Today HIV is no longer characterized as an exceptional crisis, as an exceptional disease, but as a chronic, manageable one. The pressure is letting up and significant sources of treatment funding are receding. To be sure, the fight against HIV was never fully resourced. Stigma, racism, homophobia, and a lack of regard for the poor—the feeling that AIDS happens to them, not us—prevented the coordination of a full-out struggle among the world’s governments. But in a renewed context of recession and austerity, wealthy donor countries are now claiming they have to reduce funding, even for programs on which lives depend. The Global Fund to Fight AIDS, Tuberculosis, and Malaria has been threatened by the funding cutbacks imposed by donor countries.

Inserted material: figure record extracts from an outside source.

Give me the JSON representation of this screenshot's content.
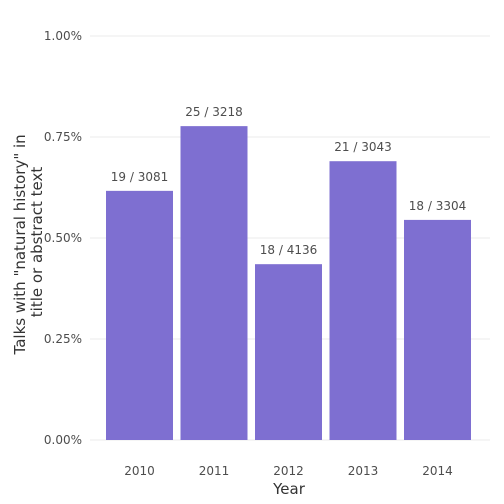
{
  "chart_data": {
    "type": "bar",
    "categories": [
      "2010",
      "2011",
      "2012",
      "2013",
      "2014"
    ],
    "values": [
      0.6167,
      0.7769,
      0.4352,
      0.6901,
      0.5448
    ],
    "value_format": "percent",
    "data_labels": [
      "19 / 3081",
      "25 / 3218",
      "18 / 4136",
      "21 / 3043",
      "18 / 3304"
    ],
    "xlabel": "Year",
    "ylabel_lines": [
      "Talks with \"natural history\" in",
      "title or abstract text"
    ],
    "ylim": [
      0,
      1.0
    ],
    "yticks": [
      0,
      0.25,
      0.5,
      0.75,
      1.0
    ],
    "ytick_labels": [
      "0.00%",
      "0.25%",
      "0.50%",
      "0.75%",
      "1.00%"
    ],
    "grid": true,
    "legend": "none",
    "bar_color": "#7e6fd1"
  }
}
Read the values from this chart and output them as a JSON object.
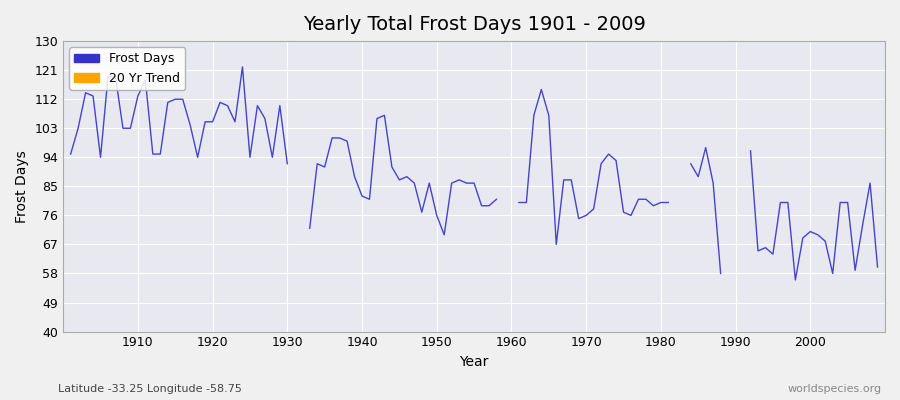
{
  "title": "Yearly Total Frost Days 1901 - 2009",
  "xlabel": "Year",
  "ylabel": "Frost Days",
  "subtitle": "Latitude -33.25 Longitude -58.75",
  "watermark": "worldspecies.org",
  "legend_entries": [
    "Frost Days",
    "20 Yr Trend"
  ],
  "legend_colors": [
    "#3333cc",
    "#FFA500"
  ],
  "line_color": "#4444cc",
  "bg_color": "#e8e8f0",
  "plot_bg_color": "#e8e8f0",
  "ylim": [
    40,
    130
  ],
  "yticks": [
    40,
    49,
    58,
    67,
    76,
    85,
    94,
    103,
    112,
    121,
    130
  ],
  "years": [
    1901,
    1902,
    1903,
    1904,
    1905,
    1906,
    1907,
    1908,
    1909,
    1910,
    1911,
    1912,
    1913,
    1914,
    1915,
    1916,
    1917,
    1918,
    1919,
    1920,
    1921,
    1922,
    1923,
    1924,
    1925,
    1926,
    1927,
    1928,
    1929,
    1930,
    1931,
    1932,
    1933,
    1934,
    1935,
    1936,
    1937,
    1938,
    1939,
    1940,
    1941,
    1942,
    1943,
    1944,
    1945,
    1946,
    1947,
    1948,
    1949,
    1950,
    1951,
    1952,
    1953,
    1954,
    1955,
    1956,
    1957,
    1958,
    1959,
    1960,
    1961,
    1962,
    1963,
    1964,
    1965,
    1966,
    1967,
    1968,
    1969,
    1970,
    1971,
    1972,
    1973,
    1974,
    1975,
    1976,
    1977,
    1978,
    1979,
    1980,
    1981,
    1982,
    1983,
    1984,
    1985,
    1986,
    1987,
    1988,
    1989,
    1990,
    1991,
    1992,
    1993,
    1994,
    1995,
    1996,
    1997,
    1998,
    1999,
    2000,
    2001,
    2002,
    2003,
    2004,
    2005,
    2006,
    2007,
    2008,
    2009
  ],
  "values": [
    95,
    103,
    114,
    113,
    94,
    119,
    119,
    103,
    103,
    113,
    118,
    95,
    95,
    111,
    112,
    112,
    104,
    94,
    105,
    105,
    111,
    110,
    105,
    122,
    94,
    110,
    106,
    94,
    110,
    92,
    null,
    null,
    72,
    92,
    91,
    100,
    100,
    99,
    88,
    82,
    81,
    106,
    107,
    91,
    87,
    88,
    86,
    77,
    86,
    76,
    70,
    86,
    87,
    86,
    86,
    79,
    79,
    81,
    null,
    null,
    80,
    80,
    107,
    115,
    107,
    67,
    87,
    87,
    75,
    76,
    78,
    92,
    95,
    93,
    77,
    76,
    81,
    81,
    79,
    80,
    80,
    null,
    null,
    92,
    88,
    97,
    86,
    58,
    null,
    null,
    null,
    96,
    65,
    66,
    64,
    80,
    80,
    56,
    69,
    71,
    70,
    68,
    58,
    80,
    80,
    59,
    73,
    86,
    60
  ]
}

Likewise, under Obama, the budget for PEPFAR (President’s Emergency Plan for AIDS Relief) has been reduced.
And then there’s the Trans-Pacific Partnership, an agreement being pushed through by the United States for the Pacific region. Just days ago Canada formally became party to the agreement, joining Australia, Brunei, Chile, Malaysia, Mexico, New Zealand, Peru, Singapore, and Vietnam. The so-called trade agreement covers a range of issues not centred on trade that we should be very concerned about—and yet it’s being drafted in secret by governments and corporations, details withheld from the very public that will be hugely impacted by it. Media coverage has been poor, and the agreement little discussed and debated. We know only bits and pieces, and those leaked bits and pieces are enough to warrant an ACT UP-style uproar. The Trans-Pacific Partnership is set to include the most severe pharmaceutical patent protections we’ve seen yet, which will put HIV drugs beyond the reach of many, many people. Which will mean more sickness. Which will mean more death. Which will mean all that talk about an AIDS-free generation was just that. Talk.
The next round of behind-closed-doors negotiations takes place in Auckland, New Zealand, from December 3 to 12, 2012. Anybody feel like going?